Soy de los que piensan que todas, o cuanto menos la mayor parte de las infancias, son bonitas y llenas de recuerdos de los que gusta rememorar, ya sea en conversaciones con familiares, amigos o como en este caso, en la que debo abrir mi personal y particular agenda vital para evocar remembranzas de un pasado que ya empiezo a sentir un poco lejano.

Decía que las infancias suelen ser bonitas, y la mía lo fue. Si dejo a un lado el amor incondicional de la familia, en todas sus vertientes, mis primeros recuerdos nítidos me arrojan a una habitación, la de los juguetes, donde acompañado de una pelota de goma pasaba las horas con la única ayuda de una fiel pared que devolvía todos y cada uno de los ‘chuts’ que propinaba.

Un día, al llegar mi padre, Juan, del trabajo (Banco de Bilbao), comenzó a preguntarme por esa afición desmesurada que sentía por el fútbol, y tras unos minutos de conversación me explicó que, durante muchos años, el fútbol no solo fue su medio de vida, sino también su pasión.

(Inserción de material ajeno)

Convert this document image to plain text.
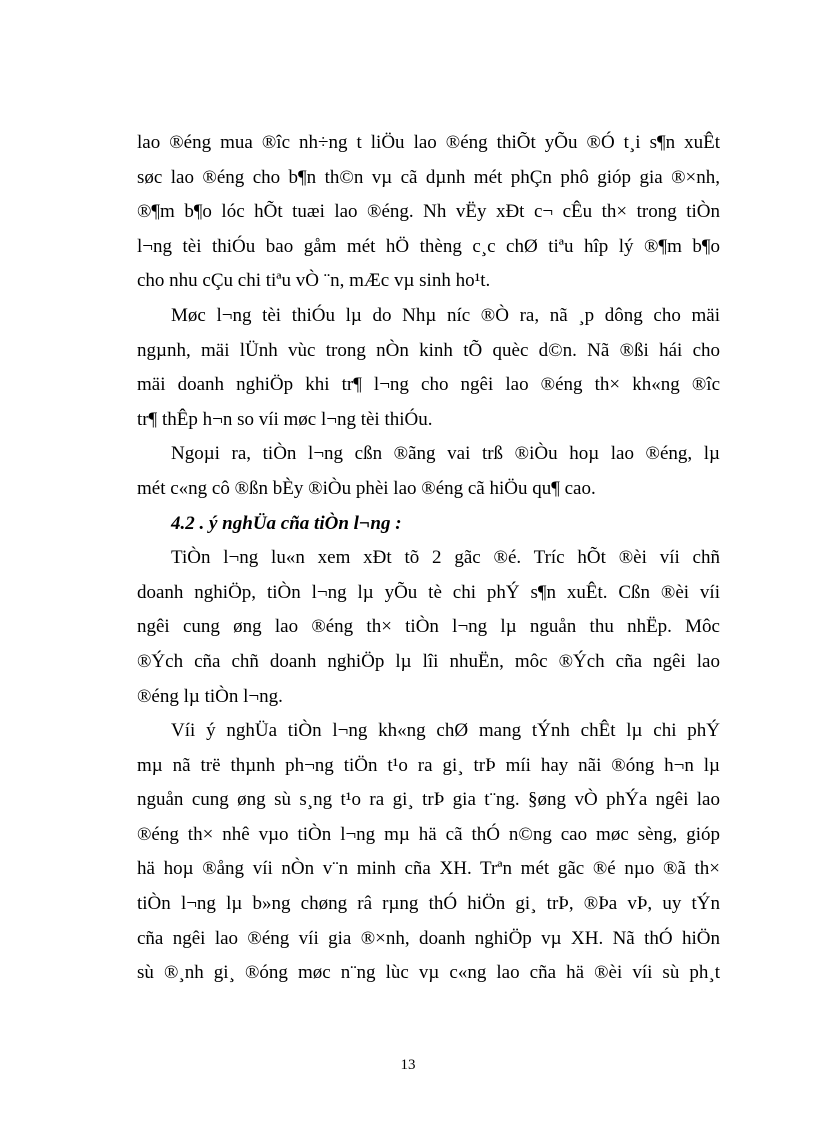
lao ®éng mua ®îc nh÷ng t liÖu lao ®éng thiÕt yÕu ®Ó t¸i s¶n xuÊt
søc lao ®éng cho b¶n th©n vµ cã dµnh mét phÇn phô gióp gia ®×nh,
®¶m b¶o lóc hÕt tuæi lao ®éng. Nh vËy xÐt c¬ cÊu th× trong tiÒn
l¬ng tèi thiÓu bao gåm mét hÖ thèng c¸c chØ tiªu hîp lý ®¶m b¶o
cho nhu cÇu chi tiªu vÒ ¨n, mÆc vµ sinh ho¹t.

Møc l¬ng tèi thiÓu lµ do Nhµ níc ®Ò ra, nã ¸p dông cho mäi
ngµnh, mäi lÜnh vùc trong nÒn kinh tÕ quèc d©n. Nã ®ßi hái cho
mäi doanh nghiÖp khi tr¶ l¬ng cho ngêi lao ®éng th× kh«ng ®îc
tr¶ thÊp h¬n so víi møc l¬ng tèi thiÓu.

Ngoµi ra, tiÒn l¬ng cßn ®ãng vai trß ®iÒu hoµ lao ®éng, lµ
mét c«ng cô ®ßn bÈy ®iÒu phèi lao ®éng cã hiÖu qu¶ cao.

4.2 . ý nghÜa cña tiÒn l¬ng :

TiÒn l¬ng lu«n xem xÐt tõ 2 gãc ®é. Tríc hÕt ®èi víi chñ
doanh nghiÖp, tiÒn l¬ng lµ yÕu tè chi phÝ s¶n xuÊt. Cßn ®èi víi
ngêi cung øng lao ®éng th× tiÒn l¬ng lµ nguån thu nhËp. Môc
®Ých cña chñ doanh nghiÖp lµ lîi nhuËn, môc ®Ých cña ngêi lao
®éng lµ tiÒn l¬ng.

Víi ý nghÜa tiÒn l¬ng kh«ng chØ mang tÝnh chÊt lµ chi phÝ
mµ nã trë thµnh ph¬ng tiÖn t¹o ra gi¸ trÞ míi hay nãi ®óng h¬n lµ
nguån cung øng sù s¸ng t¹o ra gi¸ trÞ gia t¨ng. §øng vÒ phÝa ngêi lao
®éng th× nhê vµo tiÒn l¬ng mµ hä cã thÓ n©ng cao møc sèng, gióp
hä hoµ ®ång víi nÒn v¨n minh cña XH. Trªn mét gãc ®é nµo ®ã th×
tiÒn l¬ng lµ b»ng chøng râ rµng thÓ hiÖn gi¸ trÞ, ®Þa vÞ, uy tÝn
cña ngêi lao ®éng víi gia ®×nh, doanh nghiÖp vµ XH. Nã thÓ hiÖn
sù ®¸nh gi¸ ®óng møc n¨ng lùc vµ c«ng lao cña hä ®èi víi sù ph¸t

13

A partir de ese momento, el fútbol adquirió en mí una dimensión casi metafísica.

Me refirió que, cuando cumplió 14 años, debió abandonar el orfanato en el que estuvo viviendo en Córdoba desde los tres años, al término de la Guerra Civil, ya que su madre, viuda a causa de la contienda, no pudo hacerse cargo de él y de su hermana.

Al poco tiempo, después de dar sus primeros pasos en el Juvenil del Córdoba, fichó por el Don Benito, y de ahí pasó a la UD Plasencia, donde tras jugar varias temporadas, según cuentan a un gran nivel, fue fichado por el CP Cacereño en la segunda parte de la década de los 50, club en el que militó hasta principios de los 60.

Seguro que fueron muchos más de los que recuerdo, los momentos en los que le pedía que me relatara historias y anécdotas de su pasado verdiblanco.

En este sentido debo subrayar la sensación de orgullo que me invadía cuando iba a buscarme a la salida del colegio y ante mis compañeros afirmaba que el padre de Jorge, uno de ellos, no solo fue su compañero en el Cacereño durante muchos años, sino que aunque jugaban en demarcaciones diferentes, existían muchos puntos en común entre los dos, como su gran velocidad, su pundonor y su calidad para ‘tocar la pelota’. Se estaba refiriendo a ‘Tate’. Poder recrear y contar a los compañeros de clase las ‘batallas’ de nuestros padres con la camisola verde y el pantalón blanco me parecía un lujo al alcance de muy pocos.

Ya en la adolescencia decidí cambiar el fútbol, como patrón de mi vida deportiva, por el voleibol, pero recuerdo que era muy normal escuchar, en las siempre recordadas tertulias del Bar Salamanca, a Santi, su propietario, comentar tal o cual partido, el genio que derrochaba mi padre en el terreno de juego o una anécdota en concreto relativa a algún partido concreto en la Ciudad Deportiva.

Era usual que en esas tertulias participara otro grande del CP Cacereño, Nandi (DEP), quien siempre se despedía de la misma forma, “adiós Verita, con el 7, Verita”, exclamación que iba acompañada de risas y chanzas.

En este sentido siempre recordaba el golpe que se llevó, creo que un partido frente al Alavés, en la nariz, y que marcó indefectiblemente la fisonomía de su rostro, o la noche que debió pasar en la Residencia, tras ser operado de una hernia inguinal, en la que estuvo acompañado de su amigo, el árbitro Fidel Valle Rico, quien llegaría a pitar, como juez de línea, todo un Madrid-Barcelona.

Ahora que la pátina del tiempo hace meses que empezó a hacer mella en su sencilla y amorosa mente, es cada día más complicado extraerle comentarios relativos a aquellos momentos tan importantes para él.

Pero aunque le resulte una tarea ardua, solo mencionarle la denominación CP Cacereño propicia que una sonrisa plena de vivencias, ahora inconexas, afluya a su boca en forma de recuerdos demasiado lejanos para poder verbalizarlos.

Por otra parte, los que le conocemos sabemos que posibilitan un ratito de felicidad impagable. Verdaderamente impagable.